发布时间：2018-06-04 14:16

本文选题：复杂网络 + 社区发现　；参考：《重庆大学》2016年硕士论文

【摘要】：随着互联网的蓬勃发展,社交网络变得日益庞大和复杂。社交网络是指人与人之间关系而组成的复杂网络。复杂的社交网络存在着一个共同的特性——社团结构,即社团内部的节点联系紧凑,而社团之间的节点联系稀疏。在整个网络中,我们根据节点之间关联关系,寻找联系紧密小型子网络结构的过程称为社团划分或社区发现。网络中的类型社团根据所有节点是否所属于多个社团情况分为非重叠社团和重叠社团。社交网络的社团划分可以应用于多个场景:在同一个社团中推荐好友、对同一个社团中用户进行商品推荐等。由于社交网络具有复杂网络的一般特性,人们常常使用复杂网络对社交网络建立模型进行研究。获得复杂的社交网络中高效而又准确的社团划分,这是研究复杂网络中社团划分问题的出发点和落脚点。在此研究领域中,众多学者提出许多经典的算法:GN算法、谱平分算法、随机游走算法、标签传播算法、CPM算法和EAGLE算法等。然而,近年来,社交网络呈指数式发展,许多经典的算法面临了更多的挑战。本论文着力于无向网络的非重叠社团划分的研究问题,根据不同的社交网络特性提出了三种社团划分算法。(1)面对规模较小已知社团个数网络时,本论文针对非重叠社团划分问题,提出了ECFM算法(Easy Community Finding based on Matrix Algorithm)。该算法划分后的准确率较高,但是该算法存在着不足:需要指定网络中的社团个数,否则无法判断算法终止条件。(2)针对ECFM算法的缺陷,本论文利用遗传算法和聚类算法的思想,提出了GKNM算法(Genetic K-Means based on Normal Matrix Algorithm)。该算法较以前的经典算法在划分准确率上得到明显地提升。
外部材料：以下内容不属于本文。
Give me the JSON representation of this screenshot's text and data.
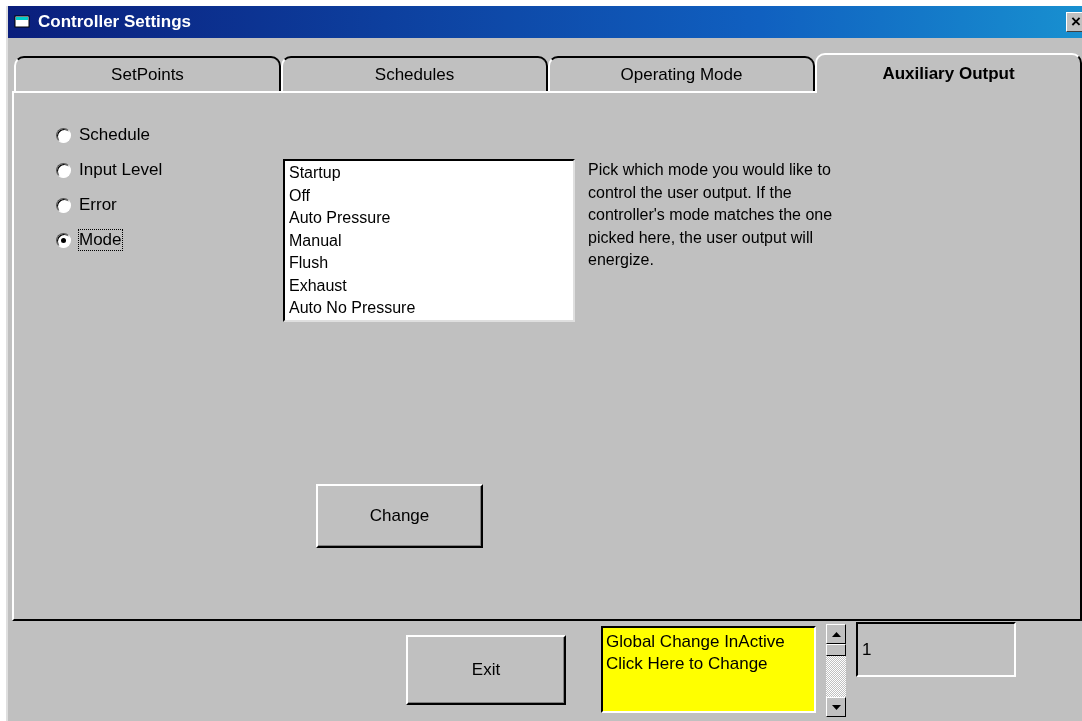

该算法由于采用了遗传算法的架构,该算法的运行时间耗费较长。同时,该算法选取了Normal矩阵作为聚类模型,不适用于规模较大的网络。(3)针对复杂的网络模型,本论文利用了LPA算法具有超低时间复杂度的特性,采用了多重标签传播模型,提出了CMLPA算法(Multiple Label Propagation based on Clique Algorithm)。该算法不仅在时间复杂度上与LPA算法一样近乎线性,而且在结果准确率上高于其它一些算法。在设计算法时,CMLPA算法遵循了Pregel计算框架,该算法是可以运行在Spark大数据框架下。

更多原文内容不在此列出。